31.7.06
Bollywood no Raj Mandir
A experiência de ir ver um filme de Bollywood na Índia começa pela sala de cinema em si. Ainda existem aquelas salas antigas, enormes. Autênticos templos do cinema, que concedem ao filme em exibição uma aura de importância. Segundo o guia "Lonely Planet", o Raj Mandir, em Jaipur, é o mais magnífico de todos, "assemelhando-se a um gigante bolo cremoso, com um 'foyer' algures entre um templo e a Dysneilândia".
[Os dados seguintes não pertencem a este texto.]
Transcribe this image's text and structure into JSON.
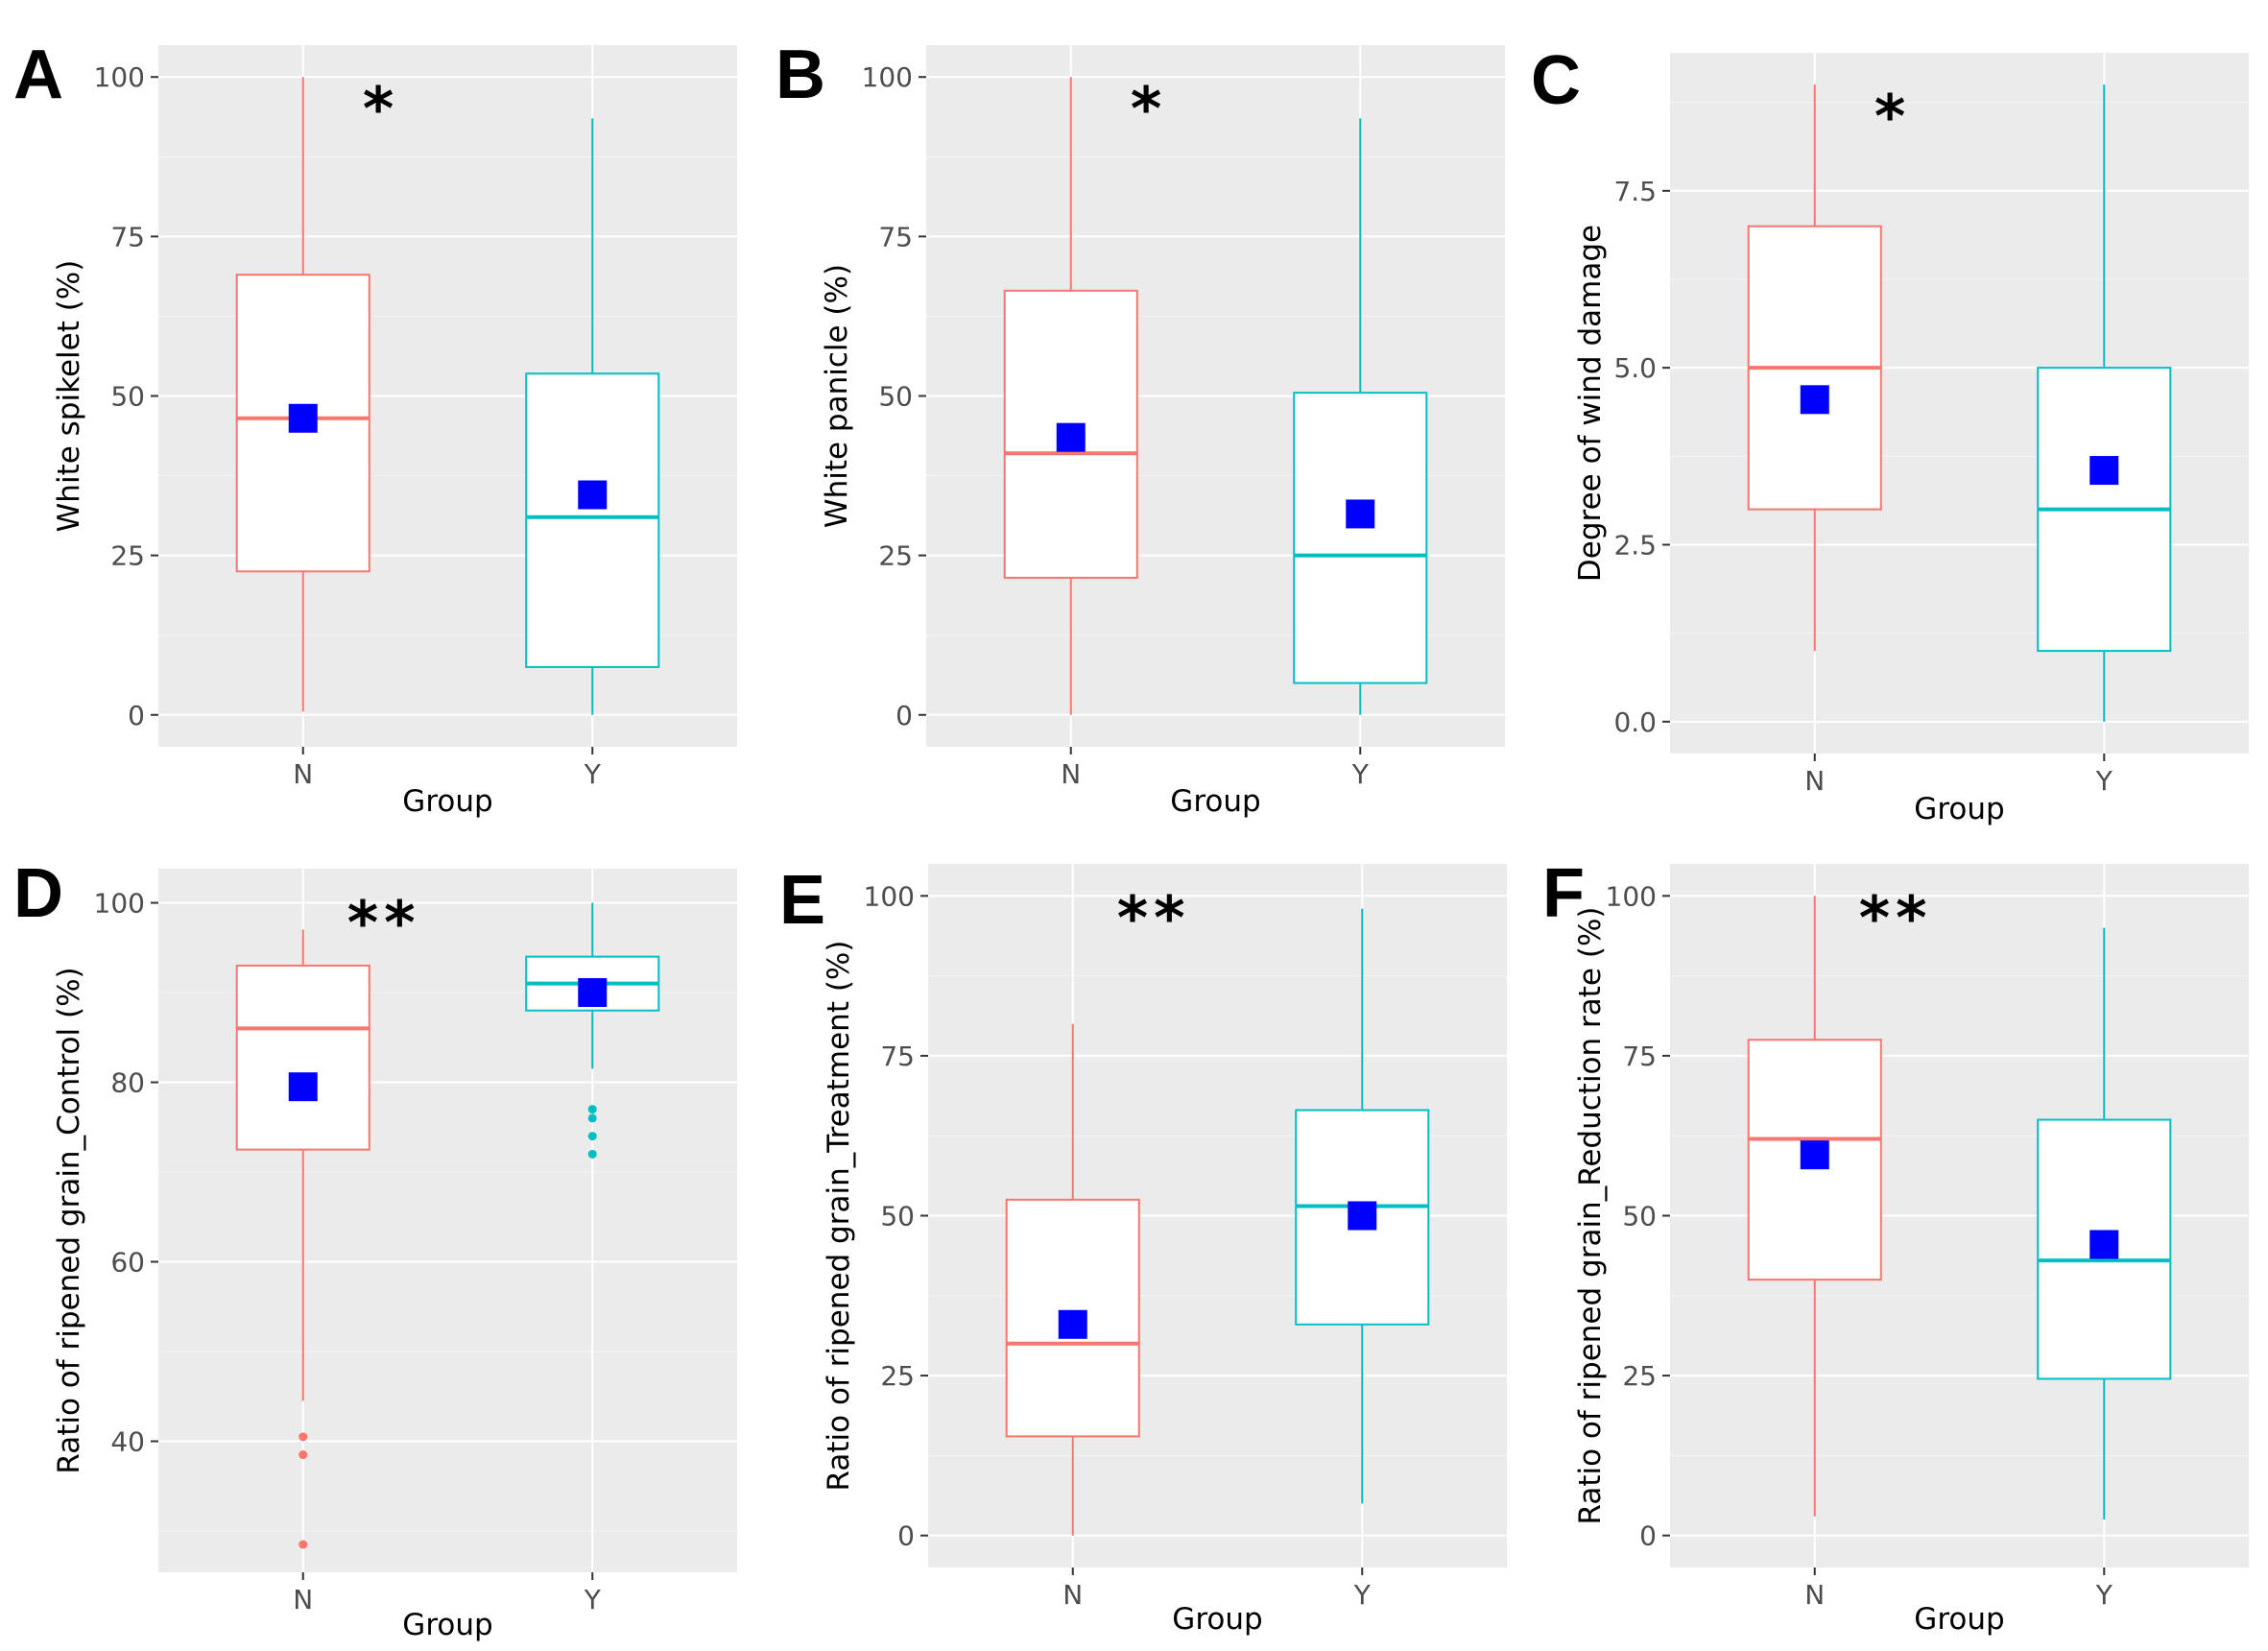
{
  "colors": {
    "panel_background": "#ebebeb",
    "grid_major": "#ffffff",
    "group_N": "#f8766d",
    "group_Y": "#00bfc4",
    "mean_marker": "#0000ff",
    "box_fill": "#ffffff"
  },
  "chart_data": [
    {
      "panel": "A",
      "type": "box",
      "significance": "*",
      "xlabel": "Group",
      "ylabel": "White spikelet (%)",
      "categories": [
        "N",
        "Y"
      ],
      "ylim": [
        -5,
        105
      ],
      "yticks": [
        0,
        25,
        50,
        75,
        100
      ],
      "ytick_labels": [
        "0",
        "25",
        "50",
        "75",
        "100"
      ],
      "grid": true,
      "boxes": [
        {
          "group": "N",
          "whisker_low": 0.5,
          "q1": 22.5,
          "median": 46.5,
          "q3": 69,
          "whisker_high": 100,
          "mean": 46.5,
          "outliers": []
        },
        {
          "group": "Y",
          "whisker_low": 0,
          "q1": 7.5,
          "median": 31,
          "q3": 53.5,
          "whisker_high": 93.5,
          "mean": 34.5,
          "outliers": []
        }
      ]
    },
    {
      "panel": "B",
      "type": "box",
      "significance": "*",
      "xlabel": "Group",
      "ylabel": "White panicle (%)",
      "categories": [
        "N",
        "Y"
      ],
      "ylim": [
        -5,
        105
      ],
      "yticks": [
        0,
        25,
        50,
        75,
        100
      ],
      "ytick_labels": [
        "0",
        "25",
        "50",
        "75",
        "100"
      ],
      "grid": true,
      "boxes": [
        {
          "group": "N",
          "whisker_low": 0,
          "q1": 21.5,
          "median": 41,
          "q3": 66.5,
          "whisker_high": 100,
          "mean": 43.5,
          "outliers": []
        },
        {
          "group": "Y",
          "whisker_low": 0,
          "q1": 5,
          "median": 25,
          "q3": 50.5,
          "whisker_high": 93.5,
          "mean": 31.5,
          "outliers": []
        }
      ]
    },
    {
      "panel": "C",
      "type": "box",
      "significance": "*",
      "xlabel": "Group",
      "ylabel": "Degree of wind damage",
      "categories": [
        "N",
        "Y"
      ],
      "ylim": [
        -0.45,
        9.45
      ],
      "yticks": [
        0,
        2.5,
        5,
        7.5
      ],
      "ytick_labels": [
        "0.0",
        "2.5",
        "5.0",
        "7.5"
      ],
      "grid": true,
      "boxes": [
        {
          "group": "N",
          "whisker_low": 1,
          "q1": 3,
          "median": 5,
          "q3": 7,
          "whisker_high": 9,
          "mean": 4.55,
          "outliers": []
        },
        {
          "group": "Y",
          "whisker_low": 0,
          "q1": 1,
          "median": 3,
          "q3": 5,
          "whisker_high": 9,
          "mean": 3.55,
          "outliers": []
        }
      ]
    },
    {
      "panel": "D",
      "type": "box",
      "significance": "**",
      "xlabel": "Group",
      "ylabel": "Ratio of ripened grain_Control (%)",
      "categories": [
        "N",
        "Y"
      ],
      "ylim": [
        25.4,
        103.8
      ],
      "yticks": [
        40,
        60,
        80,
        100
      ],
      "ytick_labels": [
        "40",
        "60",
        "80",
        "100"
      ],
      "grid": true,
      "boxes": [
        {
          "group": "N",
          "whisker_low": 44.5,
          "q1": 72.5,
          "median": 86,
          "q3": 93,
          "whisker_high": 97,
          "mean": 79.5,
          "outliers": [
            40.5,
            38.5,
            28.5
          ]
        },
        {
          "group": "Y",
          "whisker_low": 81.5,
          "q1": 88,
          "median": 91,
          "q3": 94,
          "whisker_high": 100,
          "mean": 90,
          "outliers": [
            77,
            76,
            74,
            72
          ]
        }
      ]
    },
    {
      "panel": "E",
      "type": "box",
      "significance": "**",
      "xlabel": "Group",
      "ylabel": "Ratio of ripened grain_Treatment (%)",
      "categories": [
        "N",
        "Y"
      ],
      "ylim": [
        -5,
        105
      ],
      "yticks": [
        0,
        25,
        50,
        75,
        100
      ],
      "ytick_labels": [
        "0",
        "25",
        "50",
        "75",
        "100"
      ],
      "grid": true,
      "boxes": [
        {
          "group": "N",
          "whisker_low": 0,
          "q1": 15.5,
          "median": 30,
          "q3": 52.5,
          "whisker_high": 80,
          "mean": 33,
          "outliers": []
        },
        {
          "group": "Y",
          "whisker_low": 5,
          "q1": 33,
          "median": 51.5,
          "q3": 66.5,
          "whisker_high": 98,
          "mean": 50,
          "outliers": []
        }
      ]
    },
    {
      "panel": "F",
      "type": "box",
      "significance": "**",
      "xlabel": "Group",
      "ylabel": "Ratio of ripened grain_Reduction rate (%)",
      "categories": [
        "N",
        "Y"
      ],
      "ylim": [
        -5,
        105
      ],
      "yticks": [
        0,
        25,
        50,
        75,
        100
      ],
      "ytick_labels": [
        "0",
        "25",
        "50",
        "75",
        "100"
      ],
      "grid": true,
      "boxes": [
        {
          "group": "N",
          "whisker_low": 3,
          "q1": 40,
          "median": 62,
          "q3": 77.5,
          "whisker_high": 100,
          "mean": 59.5,
          "outliers": []
        },
        {
          "group": "Y",
          "whisker_low": 2.5,
          "q1": 24.5,
          "median": 43,
          "q3": 65,
          "whisker_high": 95,
          "mean": 45.5,
          "outliers": []
        }
      ]
    }
  ]
}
Havia quatro castas de bilhetes: "Diamond" (77 rupias), "Emerald" (52), "Ruby" (32) e "Pearl" (20). Comprei o mais caro (pouco mais do que um euro), localizado numa espécie de segundo balcão. O cinema, com capacidade para 2000 pessoas, estava quase cheio e o arrumador indicou-me um lugar ao lado de uma mulher. Sentei-me e ficou perturbada, falando em hindi com ele e dizendo-me em inglês que aquele era o seu lugar. Reparei, depois, que as pessoas se sentavam por forma a não haver nenhuma mulher que ficasse ao lado de estranhos. Imaginemos uma família composta por um casal e dois filhos: o pai ficaria numa ponta, a mãe e a irmã no meio e o irmão sentar-se-ia na outra ponta, por forma a proteger as donzelas de qualquer interferência exterior. O arrumador descortinou outro lugar, ao lado de dois jovens estudantes de contabilidade, que logo meteram conversa:
- Percebes o hindi?
- Não, apenas gosto de ver as imagens.
O episódio da mulher que achava intrusivo que um estranho se sentasse ao seu lado é sintomático. A Índia é um país de casamentos arranjados, onde o contacto entre rapazes e raparigas é reprimido. Por isso, nos arraiais de rua, os adolescentes dançam uns com os outros e fazem saltos acrobáticos ao som de música hindi-techno. Elas assistem a uma distância segura. Por isso, os filmes de Bollywood são uma fantasia cheia de insinuações sexuais e comportamentos que não são permitidos na realidade. As actrizes são beldades que usam uma indumentária muito reduzida.
O filme (um grande sucesso intitulado "Dhoom") compreendia-se sem perceber a língua. Era básico, mas animado e tecnicamente bem feito. A historia de um gang de motoqueiros e do policia que os persegue e, claro, prende no fim. As cenas de acção são totalmente inverosímeis e surgem entre episódios musicais. É ai que irrompem as beldades, para gáudio da multidão, que aplaude e exorta. Dançam para os protagonistas nas mais diversas situações: numa praia, sob uma chuva torrencial que faz os biquínis ficarem transparentes; na rua; em volta da cama marital... A popularidade destes filmes deve-se, creio eu, a esse exibicionismo feminino. Os homens (a grande maioria da audiência) vêem ali o que dificilmente vêem noutro lado. Depois há a festa, a musica, as cenas de porrada delirantes.
Um aspecto curioso é que, volta e meia, os actores falam inglês. No meio da algaraviada hindi, percebo um nítido "I love you" ("amo-te") ou a pergunta "are you having fun?" ("estás a divertir-te?"), entre muitas outras expressões anglófonas. Segundo os estudantes, "é uma moda". Falar em inglês e vestir roupas ocidentais é visto como algo de estiloso pelos jovens mais urbanos.
Os filmes são geralmente longos, portanto subsiste o velhinho intervalo que já caiu em desuso em Portugal. No intervalo vai-se ao “foyer” socializar. Para os bilhetes mais caros há um bar exclusivo, situado numa sala alcatifada e com aspecto confortável. Há quadros bonitos nas paredes e os empregados usam "papillon". As conversas ali iniciadas podem continuar no decorrer do filme. Na Índia não existem avisos para que se desliguem os telemóveis a partir do início da sessão. As pessoas atendem chamadas com toda a naturalidade, aplaudem, comentam alto cenas do filme, dialogam.